Yesterday, I attacked a century old ladder, cutting it down to size. Seven foot size.
The ladder was purchased at a friends farm auction over a decade ago, and too rickety for its original use, Keith did not balk when I asked if I could hack away at it. A couple passes with my circular saw and I had a workable section which I planned to convert to a blanket rack for our bedroom.
The ladder was imperfect of course, a couple rungs had bent slightly over the years (I can relate, "Bent Rung" was my Indian name those years I lived in SD) and there were old paint stains, nicks and splintered areas.
Not to mention some old dried bird dung. It was a farm ladder after all.

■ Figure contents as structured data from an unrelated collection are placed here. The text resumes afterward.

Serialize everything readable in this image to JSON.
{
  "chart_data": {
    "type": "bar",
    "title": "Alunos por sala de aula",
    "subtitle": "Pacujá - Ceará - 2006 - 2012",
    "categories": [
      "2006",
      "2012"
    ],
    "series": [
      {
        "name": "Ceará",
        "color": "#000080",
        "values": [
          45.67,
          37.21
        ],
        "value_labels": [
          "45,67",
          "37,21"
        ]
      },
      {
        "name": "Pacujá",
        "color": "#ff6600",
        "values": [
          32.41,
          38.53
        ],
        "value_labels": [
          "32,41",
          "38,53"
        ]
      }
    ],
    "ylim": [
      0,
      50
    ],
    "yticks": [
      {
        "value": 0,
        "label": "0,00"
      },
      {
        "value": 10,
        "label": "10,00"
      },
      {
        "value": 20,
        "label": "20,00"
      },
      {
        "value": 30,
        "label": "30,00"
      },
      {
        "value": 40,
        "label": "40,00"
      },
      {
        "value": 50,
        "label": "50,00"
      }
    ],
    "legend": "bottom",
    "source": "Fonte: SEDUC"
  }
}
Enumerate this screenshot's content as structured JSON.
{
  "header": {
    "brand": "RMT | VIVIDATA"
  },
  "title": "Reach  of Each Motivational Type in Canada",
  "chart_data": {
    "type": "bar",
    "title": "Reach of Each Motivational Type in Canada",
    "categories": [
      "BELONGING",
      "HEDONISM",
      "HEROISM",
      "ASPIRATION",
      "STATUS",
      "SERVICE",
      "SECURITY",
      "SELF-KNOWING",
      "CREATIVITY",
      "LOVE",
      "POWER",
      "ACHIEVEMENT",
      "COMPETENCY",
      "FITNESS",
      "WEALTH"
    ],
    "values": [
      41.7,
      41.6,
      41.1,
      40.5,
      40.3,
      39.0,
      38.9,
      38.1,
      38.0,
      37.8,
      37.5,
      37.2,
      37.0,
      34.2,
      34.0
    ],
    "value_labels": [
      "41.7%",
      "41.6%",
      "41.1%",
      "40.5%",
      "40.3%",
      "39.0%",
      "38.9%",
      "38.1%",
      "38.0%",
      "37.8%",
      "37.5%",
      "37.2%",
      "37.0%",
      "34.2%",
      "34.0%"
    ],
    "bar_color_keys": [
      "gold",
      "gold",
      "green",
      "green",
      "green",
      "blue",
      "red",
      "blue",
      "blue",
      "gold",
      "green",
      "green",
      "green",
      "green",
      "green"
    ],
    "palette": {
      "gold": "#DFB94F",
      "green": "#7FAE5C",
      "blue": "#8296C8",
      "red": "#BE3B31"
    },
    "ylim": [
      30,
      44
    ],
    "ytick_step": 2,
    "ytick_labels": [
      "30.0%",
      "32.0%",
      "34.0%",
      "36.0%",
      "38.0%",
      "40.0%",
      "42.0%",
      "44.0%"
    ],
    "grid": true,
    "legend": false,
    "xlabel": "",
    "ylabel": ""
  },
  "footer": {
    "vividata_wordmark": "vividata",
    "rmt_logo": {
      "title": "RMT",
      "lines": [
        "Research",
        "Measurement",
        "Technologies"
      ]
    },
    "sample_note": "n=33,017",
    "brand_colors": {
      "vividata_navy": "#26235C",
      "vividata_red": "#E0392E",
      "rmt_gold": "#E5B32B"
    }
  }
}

I scraped off the majority of dirt and debris with a stiff wire brush and then hauled out more of the ten year old, combo stain-polyurethane product I used on our window trim last week. The ladder wood was super dry and soaked up the stain as fast as I could apply it.
I especially appreciated the hardware still attached to the ladder so coated it as well, since it was now purely decorative and would never be put to use to secure the other ladder section I amputated. Just to be sure it dried well, I left the ladder outside overnight and then brought it inside this morning.
It fits perfectly in the oddly shaped corner formed by our closet and the round wall of our upstairs bedroom.
Tomorrow I'll wire the ladder to the studs in the wall so we don't have any late night crashing of ladder onto floor or our bed.
It feels good to be getting more of the finish work done inside, bit by bit by bit and to be moving so many of our floor space hogging items, up and up and up.